Ditambahkan Muhammad Riski SH, Kabupaten Pacitan memang termasuk Kabupaten yang tinggi angka pernikahan dininya. Kondisi itu dikhawatirkan akan berbanding lurus dengan jumlah perceraian akibat pernikahan di usia muda.
“Data Pengadilan Agama mencatat untuk pengajuan perceraian memang stabil dari tahun ketahun. Di lihat dari angka perkara yang diterima PA memang stagnan.Tapi kalau ada kenaikan pada perkara masuk itu konstribusi dari pengajuan perkara nikah dini. Saat ini PA mencatat untuk cerai gugat 774 perkara dan cerai talak 280 perkara.

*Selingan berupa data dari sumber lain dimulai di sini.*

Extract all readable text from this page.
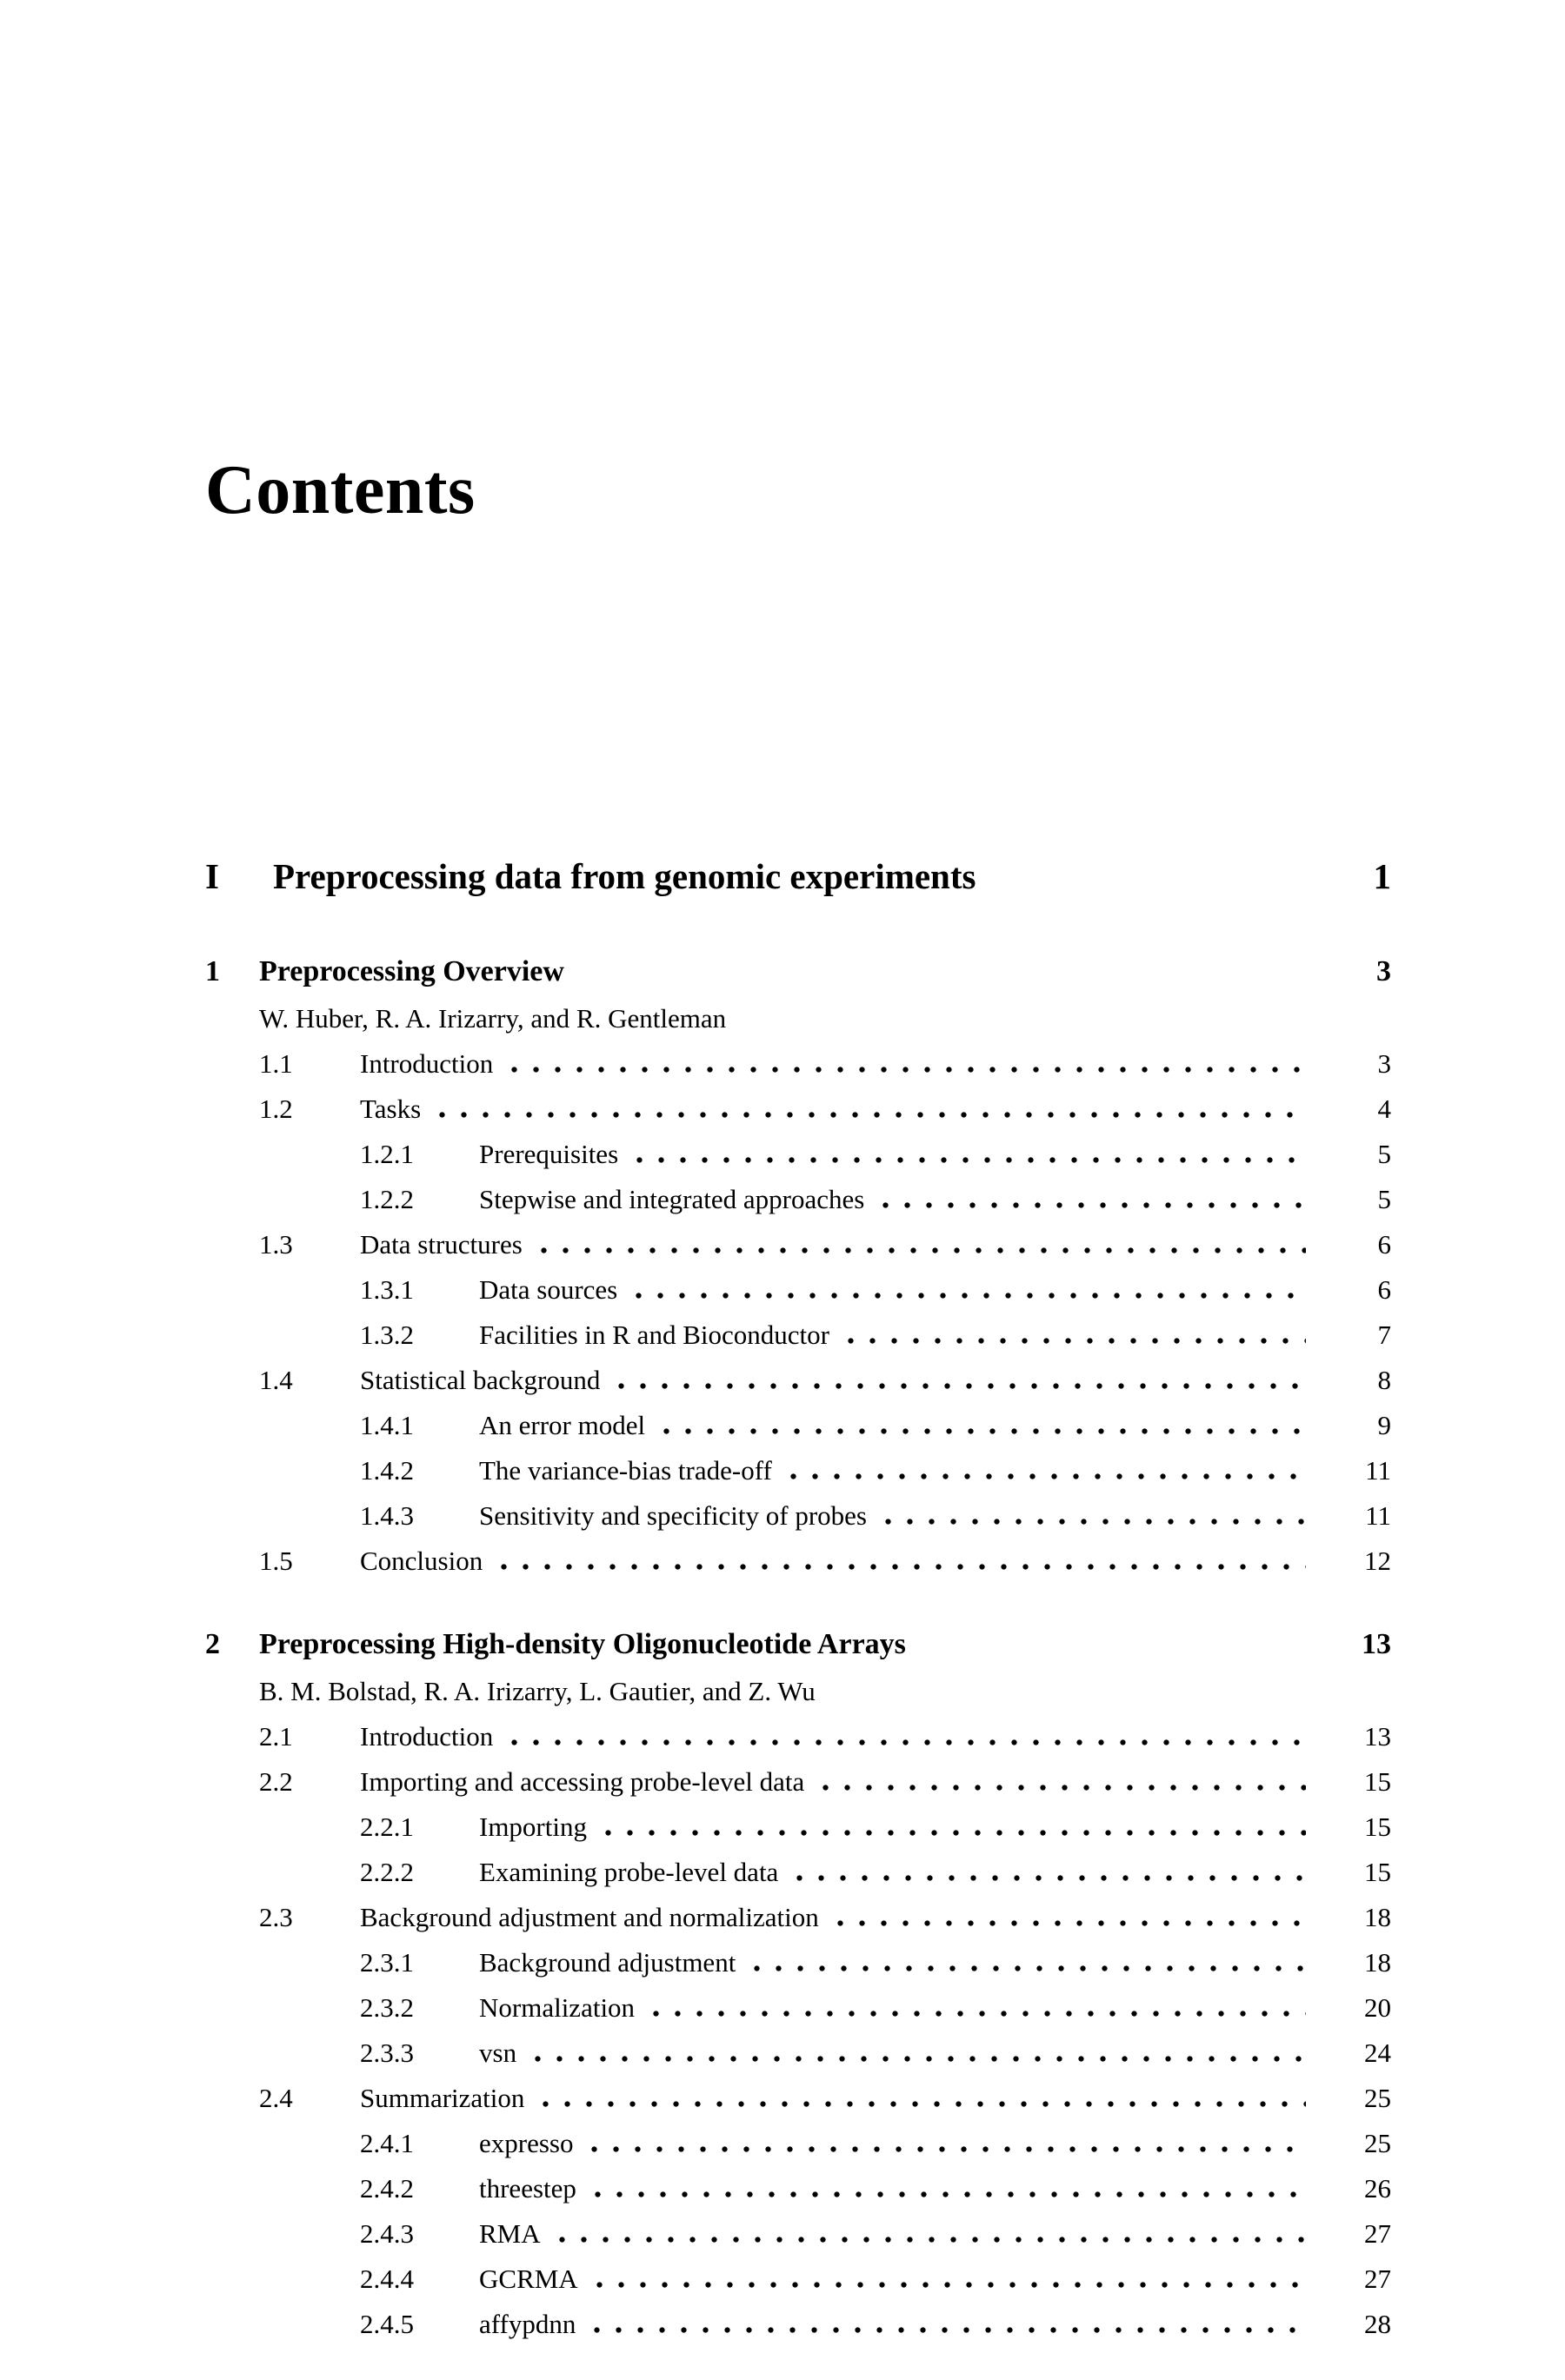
Contents
I	Preprocessing data from genomic experiments	1
1	Preprocessing Overview	3
W. Huber, R. A. Irizarry, and R. Gentleman
1.1	Introduction	3
1.2	Tasks	4
1.2.1	Prerequisites	5
1.2.2	Stepwise and integrated approaches	5
1.3	Data structures	6
1.3.1	Data sources	6
1.3.2	Facilities in R and Bioconductor	7
1.4	Statistical background	8
1.4.1	An error model	9
1.4.2	The variance-bias trade-off	11
1.4.3	Sensitivity and specificity of probes	11
1.5	Conclusion	12
2	Preprocessing High-density Oligonucleotide Arrays	13
B. M. Bolstad, R. A. Irizarry, L. Gautier, and Z. Wu
2.1	Introduction	13
2.2	Importing and accessing probe-level data	15
2.2.1	Importing	15
2.2.2	Examining probe-level data	15
2.3	Background adjustment and normalization	18
2.3.1	Background adjustment	18
2.3.2	Normalization	20
2.3.3	vsn	24
2.4	Summarization	25
2.4.1	expresso	25
2.4.2	threestep	26
2.4.3	RMA	27
2.4.4	GCRMA	27
2.4.5	affypdnn	28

Tidak saya sanggah juga kalau diantara pasangan cerai itu memang perkawinannya terjadi pada usia muda.” jelas Riski
Hal tersebut mengundang keprihatinan banyak pihak lantaran para pelajar yang masih sekolah dalam kondisi hamil. Pihak PA meminta pada Pemerintah Daerah dapat berikan sosialisasi pada masyarakat guna menekan angka pernikahan dini. Begitu juga pada kedua orangtua untuk lebih memberikan perhatian khusus pada anak anaknya terutama yang berusia ABG atau masa puber di mana secara fisik dan mental mempengaruhi perceraian. Saat anak usia ABG itu mentalnya masih labil, muncul kasmaran pada lawan jenis.
Dalam kesempatan yang berbeda Daryono Kepala Dinas Pendidikan Kabupaten Pacitan menanggapi kondisi tingginya angka nikah dini yang terjadi pada saat berstatus pelajar memang memprihatinkan. Sesuai mekanisme anak-anak yang memang kena musibah itu tetap bisa melanjutkan sekolah. Jadi hak haknya untuk melanjutkan pendidikan itu masih boleh.
“Kita dorong untuk tidak melakukan hal hal yang dilarang itu, apabila sudah kejadiannya ya tetap kita dorong untuk bisa melanjutkan sekolahnya. Sekolah itu ada sekolah formal ada sekolah kesetaraan. Jadi tidak ada alasan untuk tidak bersekolah bagi anak anak yang hamil duluan lalu menikah dini.” kata Daryono.
Terkait fenomena melonjaknya angka nikah dini di Pacitan tidak bisa menyalahkan satu pihak saja tapi semua yang berada di lingkungan si anak ikut berpengaruh. Oleh karena itu samangat harus sama.
“Monggo kalau ada sesuatu ya mengarah ke begitu itu segera untuk memberikan masukan ke Diknas, gurunya, sekolahnya sehingga tidak terjadi. Saya yakin orangtua guru tidak mau anak anak itu terjerumus ke situ. Lah karena factor lingkungan mungkin dia terpengaruh. Oleh karena itu monggo berusaha bersama-sama bergerak, termasuk guru BP. Kepala sekolah, wali kelas, untuk memberikan motivasi dan selalu memberikan perhatian pada perkembangan anak. Insyaallah kalau perkembangannya terus dipantau, dibimbing, hal-hal yang salah bisa dieliminir.” pungkas Daryono.